QTL analysis for outcrossing family data using genetic algorithm and simulated EM algorithm

Reiichiro Nakamichi1, Satoru Miyano2
1rei-naka@ims.u-tokyo.ac.jp, Human Genome Center, Institute of Medical Science, the University of Tokyo; 2miyano@ims.u-tokyo.ac.jp, Human Genome Center, Institute of Medical Science, the University of Tokyo

We propose a new method to detect quantitative trait loci (QTL). QTL analysis is a quick and economical method to detect narrow regions in a genome controlling quantitative traits using information from the phenotypic value and molecular markers. Discovery of genes susceptible to disease is valuable to create new medicines and to assess the side-effects. When doing these kinds of gene mapping, QTL analysis allows not only testing “affected” or “not affected” but testing the amount of affection. The application of QTL mapping for outcrossing species, especially for human, was limited to a simple case-control study because the traditional QTL analysis depends on a highly organized mating experiment.

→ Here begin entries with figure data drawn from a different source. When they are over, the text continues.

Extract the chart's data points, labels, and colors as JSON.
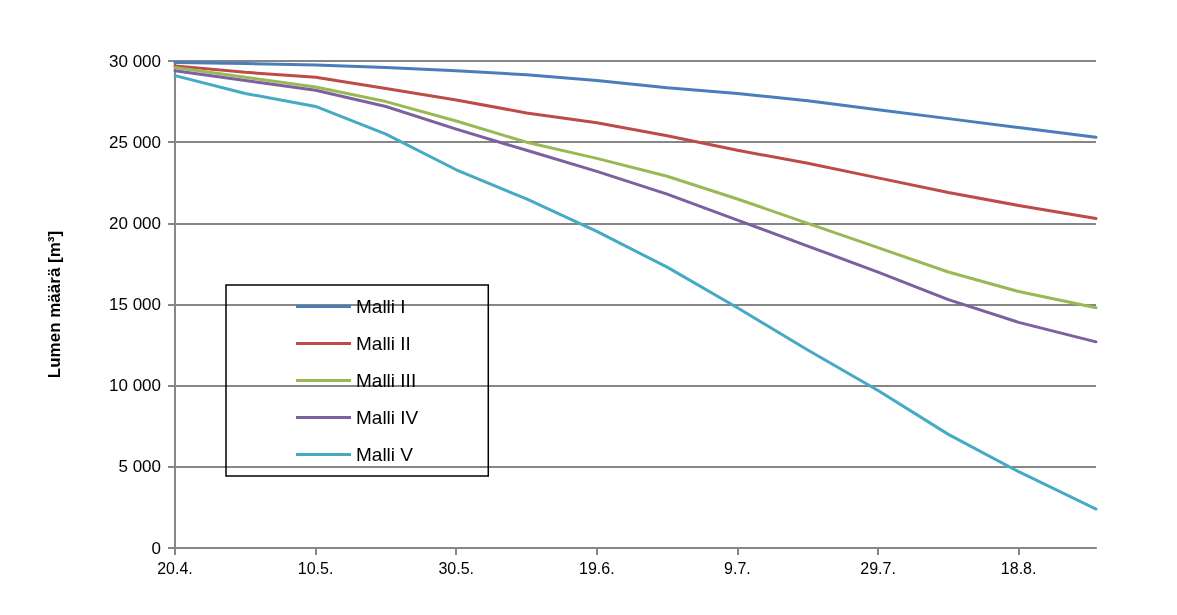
{
  "chart_data": {
    "type": "line",
    "ylabel": "Lumen määrä [m³]",
    "x": [
      "--04-20",
      "--04-30",
      "--05-10",
      "--05-20",
      "--05-30",
      "--06-09",
      "--06-19",
      "--06-29",
      "--07-09",
      "--07-19",
      "--07-29",
      "--08-08",
      "--08-18",
      "--08-29"
    ],
    "series": [
      {
        "name": "Malli I",
        "color": "#4a7ebb",
        "values": [
          29900,
          29850,
          29750,
          29600,
          29400,
          29150,
          28800,
          28350,
          28000,
          27550,
          27000,
          26450,
          25900,
          25300
        ]
      },
      {
        "name": "Malli II",
        "color": "#be4b48",
        "values": [
          29700,
          29300,
          29000,
          28300,
          27600,
          26800,
          26200,
          25400,
          24500,
          23700,
          22800,
          21900,
          21100,
          20300
        ]
      },
      {
        "name": "Malli III",
        "color": "#98b954",
        "values": [
          29600,
          29000,
          28400,
          27500,
          26300,
          25000,
          24000,
          22900,
          21500,
          20000,
          18500,
          17000,
          15800,
          14800
        ]
      },
      {
        "name": "Malli IV",
        "color": "#7d60a0",
        "values": [
          29400,
          28800,
          28200,
          27200,
          25800,
          24500,
          23200,
          21800,
          20200,
          18600,
          17000,
          15300,
          13900,
          12700
        ]
      },
      {
        "name": "Malli V",
        "color": "#46aac5",
        "values": [
          29100,
          28000,
          27200,
          25500,
          23300,
          21500,
          19500,
          17300,
          14800,
          12200,
          9700,
          7000,
          4700,
          2400
        ]
      }
    ],
    "xlim": [
      "--04-20",
      "--08-29"
    ],
    "xticks": [
      {
        "value": "--04-20",
        "label": "20.4."
      },
      {
        "value": "--05-10",
        "label": "10.5."
      },
      {
        "value": "--05-30",
        "label": "30.5."
      },
      {
        "value": "--06-19",
        "label": "19.6."
      },
      {
        "value": "--07-09",
        "label": "9.7."
      },
      {
        "value": "--07-29",
        "label": "29.7."
      },
      {
        "value": "--08-18",
        "label": "18.8."
      }
    ],
    "ylim": [
      0,
      30000
    ],
    "yticks": [
      0,
      {
        "value": 5000,
        "label": "5 000"
      },
      {
        "value": 10000,
        "label": "10 000"
      },
      {
        "value": 15000,
        "label": "15 000"
      },
      {
        "value": 20000,
        "label": "20 000"
      },
      {
        "value": 25000,
        "label": "25 000"
      },
      {
        "value": 30000,
        "label": "30 000"
      }
    ],
    "grid": "y",
    "legend": "bottom left",
    "marker": "none",
    "line_style": "solid"
  }
}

Our new method using genetic algorithm (GA) with simulated EM algorithm allows detecting QTL without experimental cross. Let us consider randomly mating families. Given a set of the locations of QTL, we can evaluate the plausibility of the set using likelihood based on observed phenotype and marker information. Therefore, QTL mapping is a case of combinatorial optimization to search for the combination of locations on a genome, which maximize the likelihood. We adopted GA for this optimization. In our GA, the “genotype” is the number and location of QTL, and the “fitness” is the likelihood function. Though the marker information is not directly observed in the case of random mating, the posterior probability of the marker information is available using whole the observed markers. Missing marker information is simulated by random sampling following this posterior probability, and the random sampling is repeated and refreshed for each GA individual and each GA generation. Simulation studies clearly showed high performance of our GA with simulated EM algorithm in the cases which are not supported by traditional gene mappings.